Enseigner en anglais à l’université : Retour de bâton

 

David Grosclaude
David Grosclaude

Voilà un beau débat ! Faut il enseigner en anglais dans les universités pour attirer les étudiants étrangers ? La question est un peu simpliste parce qu’il en faut certainement plus pour être attrayant pour les étudiants ; mais enfin admettons que ce soit un moyen d’en faire venir plus, quel est le problème ?

Ce pays, la France, a un problème avec les langues. Elle les enseigne mal quand elles sont étrangères et très mal quand elles sont sur son territoire depuis des siècles. Ne serait-ce pas dû au fait que l’on nous a expliqué que le français était LA langue de la philosophie, LA langue de la liberté, LA langue par excellence ? Donc la plus grande. Certainement un peu.

Aujourd’hui il y a ceux qui pensent que l’anglais est indispensable parce que ce serait la langue des affaires, de l’économie etc…

Ils ont en partie raison…pour le moment.

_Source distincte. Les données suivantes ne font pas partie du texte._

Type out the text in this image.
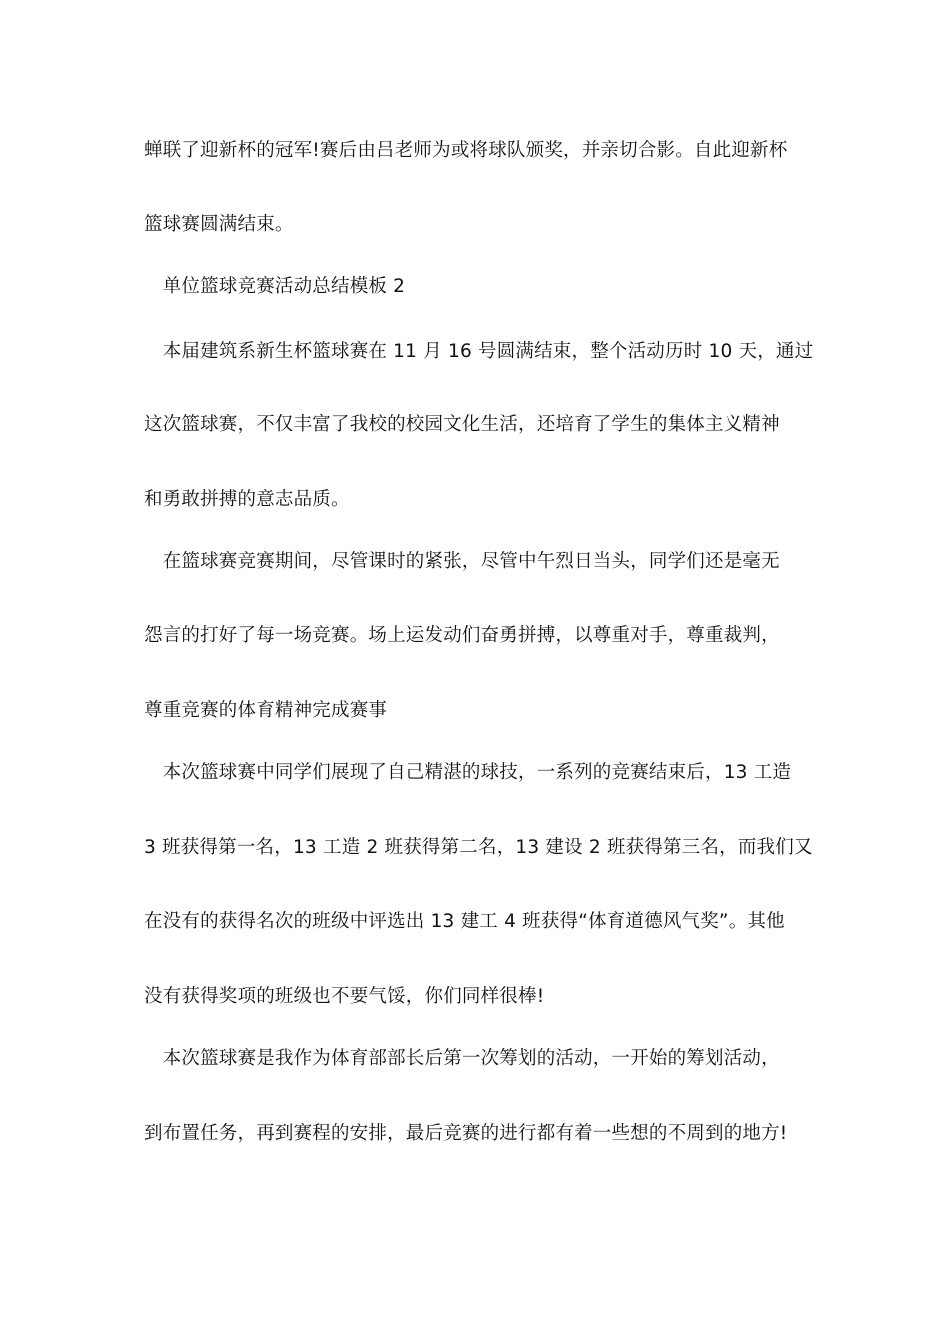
蝉联了迎新杯的冠军!赛后由吕老师为或将球队颁奖，并亲切合影。自此迎新杯
篮球赛圆满结束。
　单位篮球竞赛活动总结模板 2
　本届建筑系新生杯篮球赛在 11 月 16 号圆满结束，整个活动历时 10 天，通过
这次篮球赛，不仅丰富了我校的校园文化生活，还培育了学生的集体主义精神
和勇敢拼搏的意志品质。
　在篮球赛竞赛期间，尽管课时的紧张，尽管中午烈日当头，同学们还是毫无
怨言的打好了每一场竞赛。场上运发动们奋勇拼搏，以尊重对手，尊重裁判，
尊重竞赛的体育精神完成赛事
　本次篮球赛中同学们展现了自己精湛的球技，一系列的竞赛结束后，13 工造
3 班获得第一名，13 工造 2 班获得第二名，13 建设 2 班获得第三名，而我们又
在没有的获得名次的班级中评选出 13 建工 4 班获得“体育道德风气奖”。其他
没有获得奖项的班级也不要气馁，你们同样很棒!
　本次篮球赛是我作为体育部部长后第一次筹划的活动，一开始的筹划活动，
到布置任务，再到赛程的安排，最后竞赛的进行都有着一些想的不周到的地方!
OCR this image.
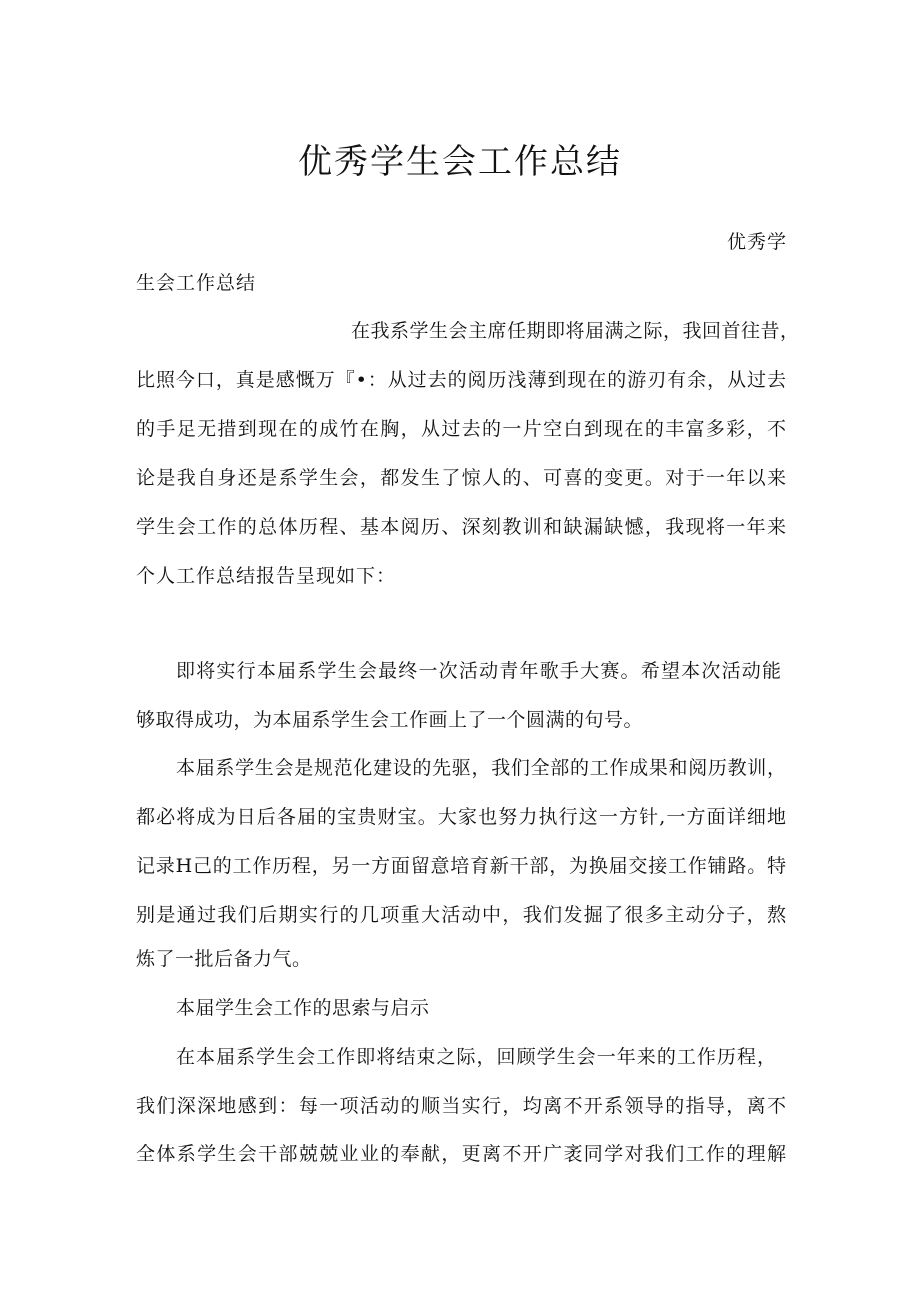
优秀学生会工作总结
优秀学
生会工作总结
在我系学生会主席任期即将届满之际，我回首往昔，
比照今口，真是感慨万『•：从过去的阅历浅薄到现在的游刃有余，从过去
的手足无措到现在的成竹在胸，从过去的一片空白到现在的丰富多彩，不
论是我自身还是系学生会，都发生了惊人的、可喜的变更。对于一年以来
学生会工作的总体历程、基本阅历、深刻教训和缺漏缺憾，我现将一年来
个人工作总结报告呈现如下：
即将实行本届系学生会最终一次活动青年歌手大赛。希望本次活动能
够取得成功，为本届系学生会工作画上了一个圆满的句号。
本届系学生会是规范化建设的先驱，我们全部的工作成果和阅历教训，
都必将成为日后各届的宝贵财宝。大家也努力执行这一方针,一方面详细地
记录H己的工作历程，另一方面留意培育新干部，为换届交接工作铺路。特
别是通过我们后期实行的几项重大活动中，我们发掘了很多主动分子，熬
炼了一批后备力气。
本届学生会工作的思索与启示
在本届系学生会工作即将结束之际，回顾学生会一年来的工作历程，
我们深深地感到：每一项活动的顺当实行，均离不开系领导的指导，离不
全体系学生会干部兢兢业业的奉献，更离不开广袤同学对我们工作的理解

Mais demain ? L’espagnol est en train de gagner du terrain un peu partout et d’autres évoquent le chinois comme langue d’avenir. Et d’ailleurs « langue d’avenir» est une expression qui, quand on y réfléchit, ne veut rien dire.

Pourtant la question n’est pas de savoir qui va gagner et quelle langue prendra le pas sur l’autre. La question est de savoir comment garder la capacité à apprendre d’autres langues, à apprendre à les parler ou à simplement les comprendre. Et pour cela, tous les spécialistes ( psycholinguistes et linguistes ) sont d’accord ; rien de mieux que d’apprendre très tôt plusieurs langues.

Le mal dont nous souffrons en France est de croire que d’apprendre tôt une deuxième langue fait oublier la première ou crée des mélanges. Et pourtant c’est le contraire.

D’où l’importance de mettre en place une législation en faveur des langues qui sont menacées de disparition ; comme le sont l’occitan, le basque , le corse, le breton… D’un strict point de vue utilitaire ( puisque c’est l’argument un peu simpliste donné pour l’anglais) la disparition des langues est une catastrophe.

Mais la France a du mal à comprendre le multilinguisme parce qu’elle ne sait pas le défendre chez elle. Elle l’a même combattu, durement.

Le fait de donner des cours en anglais dans les universités ne réglera rien, mais cette affaire aura peut-être la vertu de faire comprendre que le français est mis en danger par des arguments qui lui ont servi à empêcher l’expression d’autres langues. Retour de bâton ? Peut-être mais personne ne peut s’en réjouir. Toutes les langues sont égales en valeur et en dignité ; je dis bien toutes. Toutes sont utiles à la diversité de la pensée et des idées ; je dis bien toutes. A oublier ce principe on laisse s’organiser la destruction de la diversité linguistique dont personne ne tirera profit, pas plus les anglophones que le reste de l’humanité.

Ce monde unilingue dont certains croient qu’il serait celui de l’entente générale est un leurre. Il sera suivi d’une phase qui sera le gommage de la diversité de la pensée par la disparition progressive des concepts contenus dans les quelques mots qui nous resteront. Il ne restera plus que les mots utiles au quotidien. Rien ne dit que Liberté, Libertat, Freedom,Libertad ….seront dans la liste finale pas plus que Penser, Créer, Imaginer...

Il nous restera à méditer sur les vers du poète espagnol Rafael Alberti voyant la haine et les armes remplacer les mots :

« cuando desde el abismo de su idioma quisiera
gritar lo que no puede por imposible, y calla.
Siento esta noche heridas de muerte las palabras »

« Quand de l’abîme de sa langue il voudrait

crier ce qui est impossible, il se tait.

Je les sens cette nuit, bléssés à mort, les mots »

C’est un poète comme Alberti, et avec quelques autres auteurs qui ont écrit sur le sujet, que je me suis renforcé dans mes convictions occitanistes. Je ne défends pas l’occitan parce que ce serait la plus belle langue mais parce que je sais qu’il faudra à l’Humanité les mots de l’occitan et ceux des autres milliers de langues pour ne pas sombrer dans le monde où les mots qui nous donnent la liberté de penser seront blessés à mort.